His comments indicated that Japanese government debt is becoming more attractive after offering negligible returns during Japan's decades of deflation and the seven years in which the 10-year rate was held near zero as part of the Bank of Japan's "yield-curve control" policy.
The yield on benchmark 10-year Japanese government bonds reached an 18-year high of 1.97% on December 8, fuelled by concerns about Prime Minister Sanae Takaichi's debt-funded stimulus package and bets that the BOJ will raise rates at its monetary policy meeting this week.
Since then, the 10-year yield has hovered at just below a 2% threshold.
According to a Reuters poll, a majority of economists expect the BOJ to raise rates this week, with another increase on the cards by next September.
"In historical or global terms, the 2% level is not all that high," Nakashima said. "For the time being I don't think there's reason to be too concerned."
But the Takaichi administration's perceived fiscal largesse - instituting a stimulus package that includes handouts and tax breaks funded by additional borrowing - has pushed borrowing costs up and the value of the yen down since October.
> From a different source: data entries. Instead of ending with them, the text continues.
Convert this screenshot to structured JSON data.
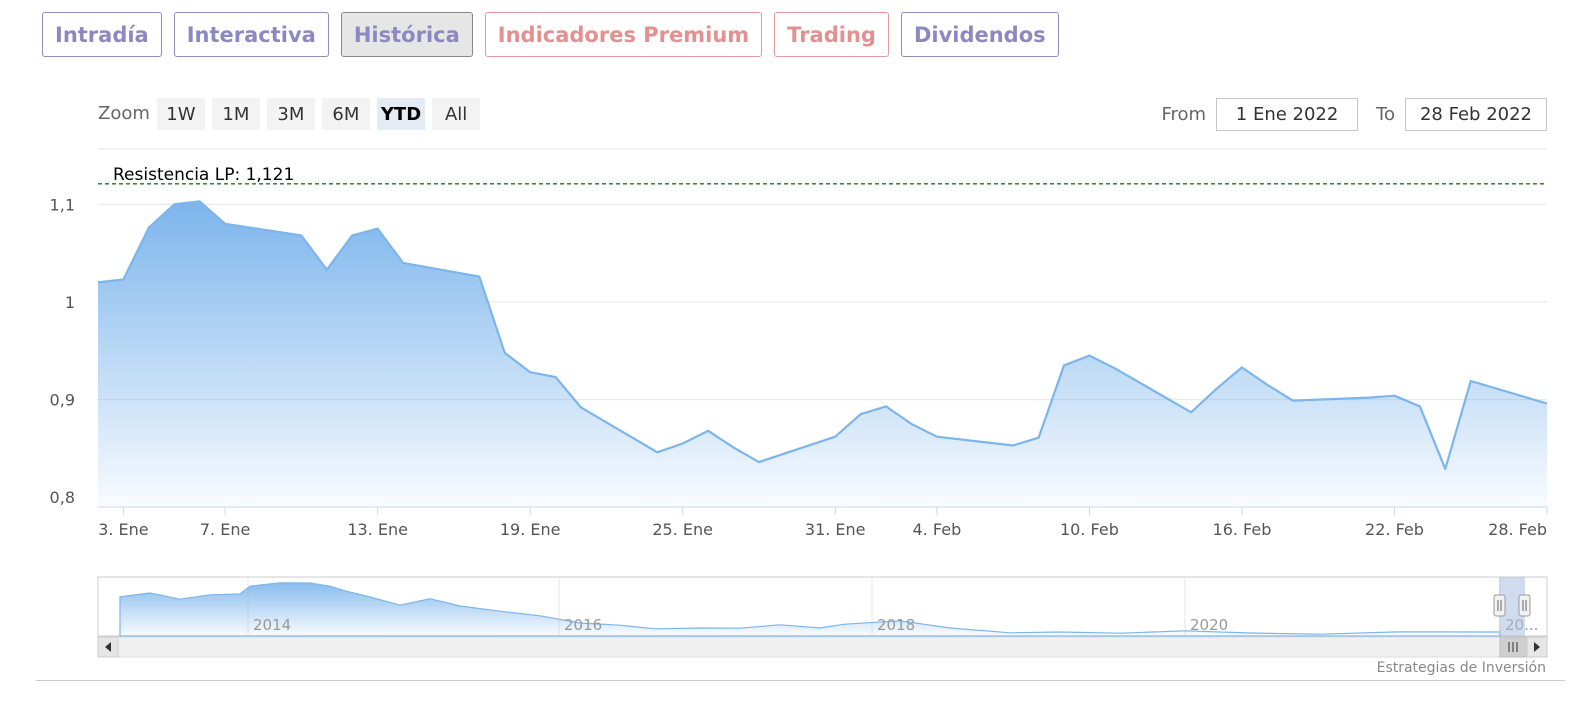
{
  "tabs": [
    {
      "label": "Intradía",
      "variant": "normal"
    },
    {
      "label": "Interactiva",
      "variant": "normal"
    },
    {
      "label": "Histórica",
      "variant": "active"
    },
    {
      "label": "Indicadores Premium",
      "variant": "premium"
    },
    {
      "label": "Trading",
      "variant": "premium"
    },
    {
      "label": "Dividendos",
      "variant": "normal"
    }
  ],
  "zoom": {
    "label": "Zoom",
    "buttons": [
      "1W",
      "1M",
      "3M",
      "6M",
      "YTD",
      "All"
    ],
    "selected": "YTD"
  },
  "range": {
    "from_label": "From",
    "from_value": "1 Ene 2022",
    "to_label": "To",
    "to_value": "28 Feb 2022"
  },
  "credits": "Estrategias de Inversión",
  "colors": {
    "series": "#7cb5ec",
    "resistance": "#1f7a1f",
    "tab_text": "#8c89c0",
    "tab_premium": "#e39090"
  },
  "chart_data": {
    "type": "area",
    "title": "",
    "xlabel": "",
    "ylabel": "",
    "ylim": [
      0.79,
      1.13
    ],
    "yticks": [
      {
        "value": 1.1,
        "label": "1,1"
      },
      {
        "value": 1.0,
        "label": "1"
      },
      {
        "value": 0.9,
        "label": "0,9"
      },
      {
        "value": 0.8,
        "label": "0,8"
      }
    ],
    "xlim": [
      "2022-01-02",
      "2022-02-28"
    ],
    "xticks": [
      {
        "date": "2022-01-03",
        "label": "3. Ene"
      },
      {
        "date": "2022-01-07",
        "label": "7. Ene"
      },
      {
        "date": "2022-01-13",
        "label": "13. Ene"
      },
      {
        "date": "2022-01-19",
        "label": "19. Ene"
      },
      {
        "date": "2022-01-25",
        "label": "25. Ene"
      },
      {
        "date": "2022-01-31",
        "label": "31. Ene"
      },
      {
        "date": "2022-02-04",
        "label": "4. Feb"
      },
      {
        "date": "2022-02-10",
        "label": "10. Feb"
      },
      {
        "date": "2022-02-16",
        "label": "16. Feb"
      },
      {
        "date": "2022-02-22",
        "label": "22. Feb"
      },
      {
        "date": "2022-02-28",
        "label": "28. Feb"
      }
    ],
    "resistance": {
      "label": "Resistencia LP: 1,121",
      "value": 1.121
    },
    "grid": true,
    "x": [
      "2022-01-02",
      "2022-01-03",
      "2022-01-04",
      "2022-01-05",
      "2022-01-06",
      "2022-01-07",
      "2022-01-10",
      "2022-01-11",
      "2022-01-12",
      "2022-01-13",
      "2022-01-14",
      "2022-01-17",
      "2022-01-18",
      "2022-01-19",
      "2022-01-20",
      "2022-01-21",
      "2022-01-24",
      "2022-01-25",
      "2022-01-26",
      "2022-01-27",
      "2022-01-28",
      "2022-01-31",
      "2022-02-01",
      "2022-02-02",
      "2022-02-03",
      "2022-02-04",
      "2022-02-07",
      "2022-02-08",
      "2022-02-09",
      "2022-02-10",
      "2022-02-11",
      "2022-02-14",
      "2022-02-15",
      "2022-02-16",
      "2022-02-17",
      "2022-02-18",
      "2022-02-21",
      "2022-02-22",
      "2022-02-23",
      "2022-02-24",
      "2022-02-25",
      "2022-02-28"
    ],
    "series": [
      {
        "values": [
          1.02,
          1.023,
          1.076,
          1.1,
          1.103,
          1.08,
          1.068,
          1.033,
          1.068,
          1.075,
          1.04,
          1.026,
          0.948,
          0.928,
          0.923,
          0.892,
          0.846,
          0.855,
          0.868,
          0.851,
          0.836,
          0.862,
          0.885,
          0.893,
          0.875,
          0.862,
          0.853,
          0.861,
          0.935,
          0.945,
          0.932,
          0.887,
          0.911,
          0.933,
          0.915,
          0.899,
          0.902,
          0.904,
          0.893,
          0.829,
          0.919,
          0.896
        ]
      }
    ],
    "navigator": {
      "xticks": [
        "2014",
        "2016",
        "2018",
        "2020",
        "20..."
      ]
    }
  }
}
"If the government doesn't maintain fiscal discipline, there's a chance that all of a sudden that 2% passes by 3% and hits 4%," Nakashima said. "We have to be careful of that."
Currently only a fraction of SMFG's banking unit's 10.6 trillion yen ($68.44 billion) in JGB holdings are made up of bonds with durations of 10 years and up.
"Our fundamental position at present is not to take risk on our bond portfolio and stick to extremely short durations," Nakashima said.